We walked here for 20 days after we lost all our cattle,” she said. “He got sick on the way.”
‘The kwashiorkor children often have peeling skin or sores, swelling of the limbs or stomach and reddish hair, like Hamud Mohamed Abdi. The 2-year-old also weighs only half what he should for his age . . . . His parents are rail-thin themselves.’ Read the whole article in the Washington Post: Nurse struggles to save starving Somali children at field hospital in Kenyan refugee camp, 29 Jul 2011.
Neighbouring Eritrea also suffering
The paper carries another story from the Associated Press about refugees crossing the border into Ethiopia from southern Eritrea. ‘Eritrea, a nation of 5 million people that borders Sudan, Ethiopia and Djibouti, has also seen failed rains and widespread food shortages. But its autocratic government, which faces international sanctions, refuses to acknowledge a drought has swept its territory. . . . Nearly 1,000 Eritreans arrived at a refugee camp in northern Ethiopia in July alone, officials said. . . .’ Refugees say ‘their families haven’t been able to buy food from the government for the last three months and that food prices have spiraled.
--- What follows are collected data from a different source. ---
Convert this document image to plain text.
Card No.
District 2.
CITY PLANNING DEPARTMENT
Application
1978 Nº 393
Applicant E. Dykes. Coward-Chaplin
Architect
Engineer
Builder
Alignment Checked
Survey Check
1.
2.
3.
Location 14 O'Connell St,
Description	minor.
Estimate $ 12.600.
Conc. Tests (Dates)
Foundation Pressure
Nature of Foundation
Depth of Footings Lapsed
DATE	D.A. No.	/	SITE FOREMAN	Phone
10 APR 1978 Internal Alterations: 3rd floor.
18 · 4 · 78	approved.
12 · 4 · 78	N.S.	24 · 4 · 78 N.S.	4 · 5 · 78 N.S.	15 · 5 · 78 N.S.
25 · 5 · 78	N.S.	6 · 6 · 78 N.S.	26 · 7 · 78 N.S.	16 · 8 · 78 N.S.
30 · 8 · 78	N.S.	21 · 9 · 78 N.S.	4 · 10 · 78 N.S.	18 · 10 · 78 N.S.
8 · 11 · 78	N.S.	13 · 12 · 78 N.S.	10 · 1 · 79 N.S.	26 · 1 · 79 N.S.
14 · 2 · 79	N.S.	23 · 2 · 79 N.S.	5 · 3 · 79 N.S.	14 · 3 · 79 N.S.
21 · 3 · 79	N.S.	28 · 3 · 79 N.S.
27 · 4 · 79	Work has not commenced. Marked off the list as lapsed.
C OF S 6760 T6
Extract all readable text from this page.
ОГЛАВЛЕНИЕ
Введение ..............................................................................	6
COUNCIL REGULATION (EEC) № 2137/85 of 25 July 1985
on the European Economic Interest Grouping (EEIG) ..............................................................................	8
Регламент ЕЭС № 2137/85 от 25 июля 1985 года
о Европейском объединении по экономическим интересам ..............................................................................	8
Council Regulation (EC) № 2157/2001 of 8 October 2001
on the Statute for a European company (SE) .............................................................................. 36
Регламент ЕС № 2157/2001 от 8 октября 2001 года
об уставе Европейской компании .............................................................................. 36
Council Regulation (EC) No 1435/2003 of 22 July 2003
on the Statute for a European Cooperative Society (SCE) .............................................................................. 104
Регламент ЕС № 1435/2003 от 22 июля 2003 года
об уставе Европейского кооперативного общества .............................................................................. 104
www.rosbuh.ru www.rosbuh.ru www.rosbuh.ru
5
Refugees said a goat is now selling for more than $200 and a cow nearly costs $1,000. Soldiers are paid about $30 a month. . . . On top of those problems, the country doesn’t receive foreign aid and is sanctioned by the U.N. because of human rights violations. . . .’ Read that whole story in the Washington Post: As East Africa faces famine, autocratic Eritrea suffers in silence as refugees flee, 30 Jul 2011.
Obama offers to partner African presidents in reducing the crisis
The paper also reports the US President Barack Obama met last Friday, 29 Jul 2011, with Alassane Ouattara of the Ivory Coast (he became president in April 2011 after sitting on the sidelines for six months because Laurent Gbagbo refused to leave office), and Thomas Boni Yayi of Benin, Alpha Conde of Guinea and Mahamadou Issoufou of Niger. Obama admitted that ‘the developing famine in eastern Africa hasn’t gotten enough attention from the U.S. and needs an international response in which Africa must be a partner. “We discussed how we can partner together to avert the looming humanitarian crisis in eastern African,” Obama said.’ Read the whole article at the Washington Post: Obama: East Africa famine hasn’t gotten attention it deserves from US, needs world response, 30 Jul 2011.